なぜしていなかったのかは謎なんですけども、今回、殺人容疑で逮捕されているのでほぼそうなんだろうと思うんですけど、おそらくご自身の中でやっぱり何かあったんでしょうね、きっと。なので、放置をしていた。
野崎幸助さんの殺人容疑で元奥さんが逮捕されて、有罪となった場合は奥さんは相続の権利を欠格、「資格がなくなる」ということで欠格になります。亡くなった人が被相続人、受け取る権利がある人が相続人です。「兄ら親族4人」もおそらく相続人なんでしょう。
どういうときに欠格になるかと言うと、たとえば被相続人を今回の事件のように殺した・殺そうとした、自分の取り分を増やすためにほかの相続人を殺した・殺そうとした。そういうことをすると欠格ということになります。
今回は欠格になる可能性が高いので、今、田辺市と「遺言無効」で裁判をしている兄ら親族はどちらかが0%、どちらかが100%となる可能性が高い。田辺市は無効と言われたら0円です。田辺市が0円の場合は兄らは「有効」ですよね。田辺市が0ということは親族は100%です。
親族が100%だったんですけども、元奥さんが欠格になってもらう権利がなくなったら、「兄ら親族4人」に全部行くんですよね。今、この状態です。田辺市は「受け取る」と表明して、弁護士に約1億円の報酬でその裁判を頼んでいるというのも話題になっているんですけども、問題なのは、この裁判がおそらく1年2年の単位では終わらないので、どちらが受け取ることになっても使えないと思います。
どういうことかと言うと、家庭裁判所で結審しました、どちらかがもう一度地方裁判所に訴えます、そして高等裁判所に行きます、最高裁判所に行きます、となると10年くらいかかるケースがあるんですね。その間に受け取って使ったら、裁判でひっくり返されたら当然、返さないといけない。だから、もらったとしても使えません。
さらに元妻の有罪が決まるまで、遺留分が元妻にあるのか欠格事項に該当するかどうかも決まらないので、裁判に勝ったとしてもおそらく5~10年は使えないという状況にはなると思います。
私は京都出身なんですけど、過去に京都の「一澤帆布」というところで、まあものすごいドロドロした遺言の裁判があって、ここも最後まで行くのに10年ぐらいかかったんですね。その間に会社をつくったり、分割というか分裂みたいな感じでつくって、というようないろいろなこともありました。
2001年3月、一澤帆布3代目の一澤信夫氏が死去。会社の顧問弁護士が信夫氏から預かっていた遺言を開封。その内容は、信夫氏所有の一澤帆布工業株式の大半を、当時既に4代目社長であり、信夫氏とともに会社を切り盛りしていた三男の信三郎氏夫妻に相続させるというもの。

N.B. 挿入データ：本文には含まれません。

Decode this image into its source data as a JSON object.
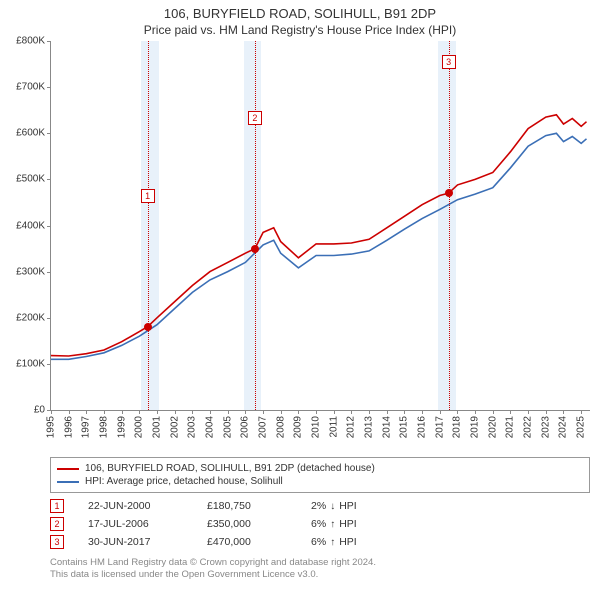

ところがその4カ月後、長男の信太郎氏が「生前に父から預かっていた」という第二の遺言を持ち出した。その内容は、信夫氏所有の株式の大半を長男の信太郎氏に相続させるというもの。通常であれば第二の遺言が有効となるが、ここで三男・信三郎氏は第二の遺言の無効確認を求め、訴訟を起こした。
遺言書というのは、あった方がいいケースと、あっても内容によっては揉めごとを引き起こすというケースもあったりします。野崎さんの遺言については、本当に野崎さんが書いたかどうかというのがまだ不明なので、何度も申し上げにくいんですけども、遺言書を書くときは公正証書で書いた方がいいです。今回のケースは自筆でした。
結局、13億5000万円と言われている財産の行方は、元妻が有罪であればもらう権利はない、無罪であれば、遺言が有効なら2分の1もらう権利がある、遺言が無効の場合は4分の3もらう権利がある。
兄ら親族4人は遺言が有効なら0、遺言が無効だった場合で元妻が無罪であれば4分の1をもらえる。遺言が無効・元妻が有罪となると100%。結構ややこしいというか、多分さっき言った通り、お金が渡されて眼の前にあっても5年10年は使えない状況になってしまっているんじゃないかなとは思います。
ちょっとわかりにくいところもあったんですけど、こういう風にいろんな要素があったので、話題にもなっているので取り上げてみました。